Chris looks over her shoulder at me. “Yup.” Her hips swing as she walks away from me.

My mind drifts back to another woman who looked just like that as she drove away on a dirt bike, staring back at me. A woman who, moments later, lay in a crumpled heap in the dirt.

Just send the biggest bouquet you have. I don’t fucking care how much it is. Room 614…General Hospital…

I open my eyes to the flowers in the vase in my hand.

I’m calling about Room 614.

Sir, do you have a name?

I don’t have the name. I can’t have it. Knowing it will destroy me, that’s what Mabel said.

Fucking chicken.

Room 614. Tell me she’s okay. Just tell me she’s goddamned okay!

Then I’m looking at my bloodied fists; at three holes in the wall.

At the TV, hung incorrectly and loosened from its frame.

I watch it smash to the ground all over again.

Feel myself slump to the ground. Mabel calling me, telling me the girl is okay.

“She’s in bad shape, but she’s alive. You just stay away and I’ll take care of this.

Do not mention it ever again, do you hear me? ”

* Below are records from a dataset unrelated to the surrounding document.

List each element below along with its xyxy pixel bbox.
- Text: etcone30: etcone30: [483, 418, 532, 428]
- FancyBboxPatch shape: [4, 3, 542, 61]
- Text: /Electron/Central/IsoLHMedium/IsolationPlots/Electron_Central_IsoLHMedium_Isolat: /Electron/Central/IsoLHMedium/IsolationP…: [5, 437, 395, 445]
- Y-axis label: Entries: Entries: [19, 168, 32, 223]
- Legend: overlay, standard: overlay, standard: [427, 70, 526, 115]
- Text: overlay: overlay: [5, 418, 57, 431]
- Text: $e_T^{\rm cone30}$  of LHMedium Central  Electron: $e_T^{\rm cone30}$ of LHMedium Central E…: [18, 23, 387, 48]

The flashback was that day, but it was also a day years earlier. Mabel saying almost exactly those same words.

I get to my feet, my ears ringing.

“Hop?”

I hear her voice as if from a million miles away. Absently, I think about how Chris has never called me that before. Only Hopper or Donnach . I set the vase back on the table and keep walking.

“Hey,” Chris says. But I can’t answer her. I see a limp body on the grass, the ridiculous red outfit I thought was so sexy now looking like blood. She was so small in my arms, so different from the firecracker on the track I came back to see over and over again.

And that other night? It haunts me too.

Why, Hopper? Why?

Chris says something else I don’t hear, and that makes me feel even worse.

So does the way her face falls. She thinks we were getting somewhere.

But there’s nowhere to get with me. She needs to know that.

She needs to know who I really am, for her own good.

It’ll be easier that way, before someone else gets hurt.

“I said hey !” Chris practically yells when I reach the doors to the spa. She’s loud enough—the hurt sharp enough—that her voice penetrates my haze. “Did you hit your head or something?”